Posts Tagged ‘Spike Lee’
If you’ve ever watched NBC’s new show “Who Do You Think You Are?” you’ll have an idea of the kind of advice career consultant Nancy Anderson dishes up in Work with Passion in Midlife and Beyond (New World Library, 2010). The popular television series helps celebrities do research about their ancestors, often tracing their roots back more than a century. Typically these household names learn something surprising, like Sarah Jessica Parker’s connection to a young woman accused of witchcraft during the trials in Salem, Mass., or director Spike Lee’s likely ties to a Southern slave owner.

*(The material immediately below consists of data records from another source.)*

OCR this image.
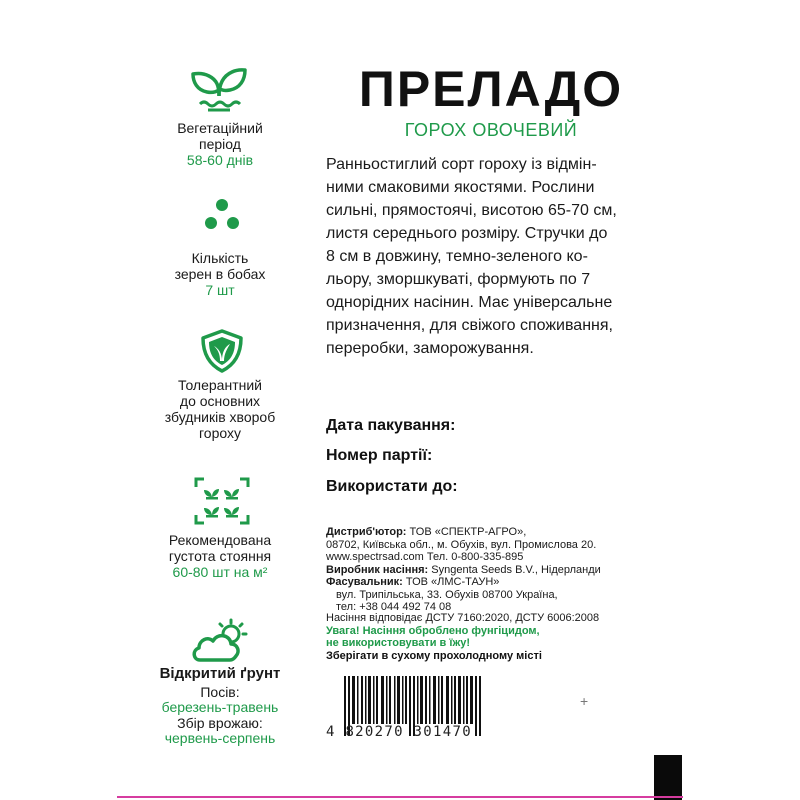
Вегетаційний
період
58-60 днів
Кількість
зерен в бобах
7 шт
Толерантний
до основних
збудників хвороб
гороху
Рекомендована
густота стояння
60-80 шт на м²
Відкритий ґрунт
Посів:
березень-травень
Збір врожаю:
червень-серпень
ПРЕЛАДО
ГОРОХ ОВОЧЕВИЙ
Ранньостиглий сорт гороху із відмін-
ними смаковими якостями. Рослини
сильні, прямостоячі, висотою 65-70 см,
листя середнього розміру. Стручки до
8 см в довжину, темно-зеленого ко-
льору, зморшкуваті, формують по 7
однорідних насінин. Має універсальне
призначення, для свіжого споживання,
переробки, заморожування.
Дата пакування:
Номер партії:
Використати до:
Дистриб'ютор: ТОВ «СПЕКТР-АГРО»,
08702, Київська обл., м. Обухів, вул. Промислова 20.
www.spectrsad.com Тел. 0-800-335-895
Виробник насіння: Syngenta Seeds B.V., Нідерланди
Фасувальник: ТОВ «ЛМС-ТАУН»
вул. Трипільська, 33. Обухів 08700 Україна,
тел: +38 044 492 74 08
Насіння відповідає ДСТУ 7160:2020, ДСТУ 6006:2008
Увага! Насіння оброблено фунгіцидом,
не використовувати в їжу!
Зберігати в сухому прохолодному місті
4 820270 301470
+
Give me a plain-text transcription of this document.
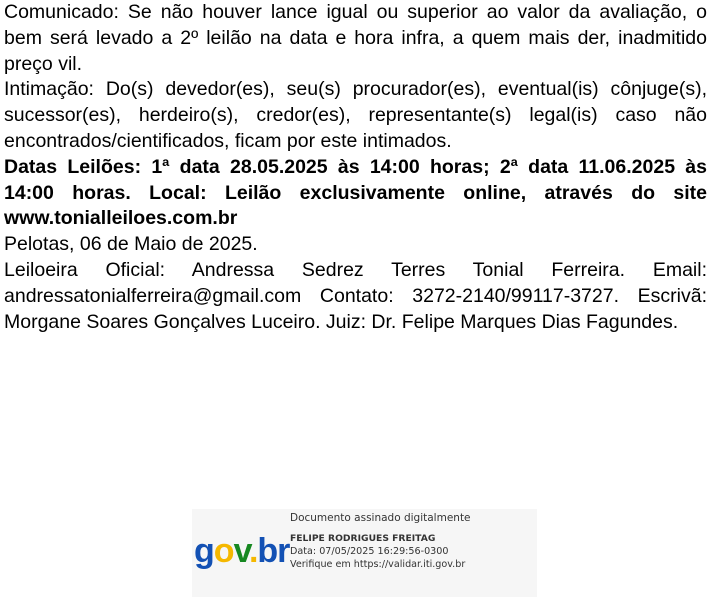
Comunicado: Se não houver lance igual ou superior ao valor da avaliação, o bem será levado a 2º leilão na data e hora infra, a quem mais der, inadmitido preço vil.

Intimação: Do(s) devedor(es), seu(s) procurador(es), eventual(is) cônjuge(s), sucessor(es), herdeiro(s), credor(es), representante(s) legal(is) caso não encontrados/cientificados, ficam por este intimados.

Datas Leilões: 1ª data 28.05.2025 às 14:00 horas; 2ª data 11.06.2025 às 14:00 horas. Local: Leilão exclusivamente online, através do site www.tonialleiloes.com.br

Pelotas, 06 de Maio de 2025.

Leiloeira Oficial: Andressa Sedrez Terres Tonial Ferreira. Email: andressatonialferreira@gmail.com Contato: 3272-2140/99117-3727. Escrivã: Morgane Soares Gonçalves Luceiro. Juiz: Dr. Felipe Marques Dias Fagundes.

gov.br
Documento assinado digitalmente
FELIPE RODRIGUES FREITAG
Data: 07/05/2025 16:29:56-0300
Verifique em https://validar.iti.gov.br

Anderson believes that people who are unfulfilled at work need to look backwards, too. In fact, she challenges readers to write their own autobiography, and to start by examining their parents’ and grandparents’ attitudes about money, work, and relationships. Why examine your family history? Anderson claims this exercise helps you identify patterns that you might have picked up along the way - good and bad – and figure out where they originated.
Anderson recommends that all fledgling memoirists refer to their relatives by first name only (“Ellen” rather than “mom,” for example), as a way to view their influences in a more objective light. “They will become people, not relatives,” she says, and “You can declare a moratorium on the stuff that doesn’t work for you.”
To help put the less productive influences of history behind you, Anderson suggests focusing your energies on your own strengths, values, and needs. Strengths are what you do easily and well. Values are the ways you consistently tackle problems when you are successful. Needs are the intangibles that you find emotionally satisfying, such as autonomy, creative challenges, and variety.
Finally, write down some goals to help you move towards a more satisfying worklife, but keep them small. “Change that lasts is, of necessity, a slow, gradual process,” she writes. If you select tasks that can be accomplished in a reasonable time period, you will become more accustomed to winning, she says. And that’s a habit you can happily pass down to future generations.